Das Firmengebäude der Balda AG in Bad Oeynhausen. - © dpa
Das Firmengebäude der Balda AG in Bad Oeynhausen. | © dpa

Wirtschaft Stevanato hat gute Chancen für Balda-Kauf

Aufsichtsratschef Thomas van Aubel kassierte bereits knapp 35 Millionen Euro und rechnet mit  Rückendeckung für seine weiteren Pläne

Andrea Frühauf

Bad Oeynhausen.
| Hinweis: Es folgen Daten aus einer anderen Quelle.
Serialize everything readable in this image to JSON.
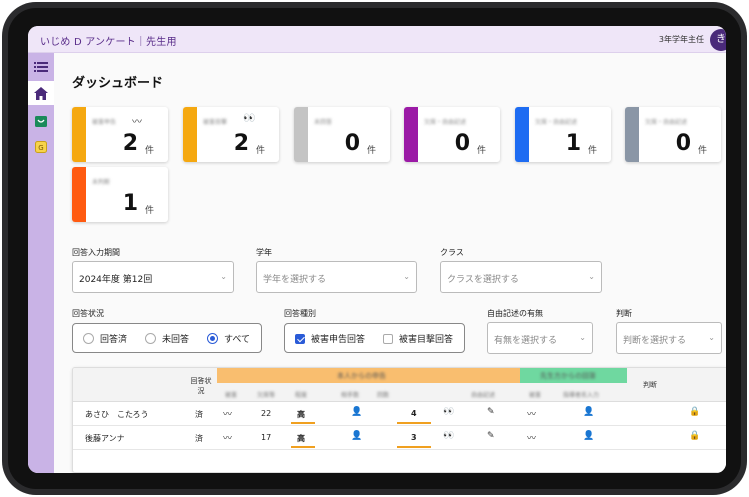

Am Freitag entscheiden die Aktionäre der Balda AG bei einer außerordentlichen Hauptversammlung in Hannover, ob die italienische börsennotierte Stevanato-Gruppe den Kaufzuschlag erhält. Sie bietet 80 Millionen Euro für den Erwerb sämtlicher operativer Einheiten des Balda-Konzerns, weiterer Vermögensgegenstände und der Marke „Balda“. Zudem will sie alle Mitarbeiter – auch von der Balda AG (darunter Vorstand Oliver Oechsle) übernehmen. Balda erwartet nach eigenen Angaben in allen Tagesordnungspunkten Zustimmung mit großer Mehrheit, „weil das Stevanato-Angebot nochmals attraktiver für die Aktionäre ist“. Balda-Aufsichtsratschef und -Mehrheitseigner Thomas van Aubel, dessen Elector GmbH 29,43 Prozent hält, will die Börsenhülle dann für eine Beteiligungsgesellschaft nutzen. Für seine Pläne benötigt er eine Mehrheit von 75 Prozent der abgegebenen Stimmen. Je geringer die Präsenz ist, desto mehr fällt jede gültige Stimme ins Gewicht. Zugleich müssten die Aktionäre ihre Beschlüsse der vergangenen Hauptversammlung kippen. Im November hatten die Aktionäre das Kaufangebot von Heitkamp & Thumann befürwortet. Die Düsseldorfer bieten 74 Millionen Euro, sind aber im Gegensatz zu dem italienischen Familienunternehmen weder an der Marke „Balda“ noch an Mitarbeitern der Balda AG interessiert. Die beschlossene Dividende von 2 Euro je Aktie wurde ausgezahlt. Sie brachte van Aubel knapp 35 Millionen Euro ein. Analyst von First Berlin hält Angebot für gut  Aus Bankenkreisen verlautete, neben van Aubel würden auch US-Investoren für einen Verkauf an die Italiener stimmen. Das TPG-amerikanische Octavian-Fonds-Geflecht hatte vor einem Jahr Anteile verkauft. Damit hielten TPG Opportunities/Augustus damals noch 2,96 Prozent, Indaba Capital Fund 2,79 Prozent und Point Lobos Capital 2,95 Prozent. Rückendeckung erhielt van Aubel vor Tagen auch von Simon Scholes, Aktienanalyst von First Berlin, der wegen des überzeugenden Stevanato-Angebots den Kauf der Balda-Aktie empfahl. Wegen heimlicher Stimmrechtsabsprachen mit den US-Hedgefonds Octavian, Augustus, TPG, Indaba und Derek C. Schier hatte die Idunahall Verwaltungsgesellschaft Elector (van Aubel) im Herbst 2013 verklagt. Ein Mitarbeiter von First Berlin Equity Research, die Balda beriet, habe dies am Telefon verraten. Doch ein Beweis war schwierig, die Klage wurde zurückgezogen.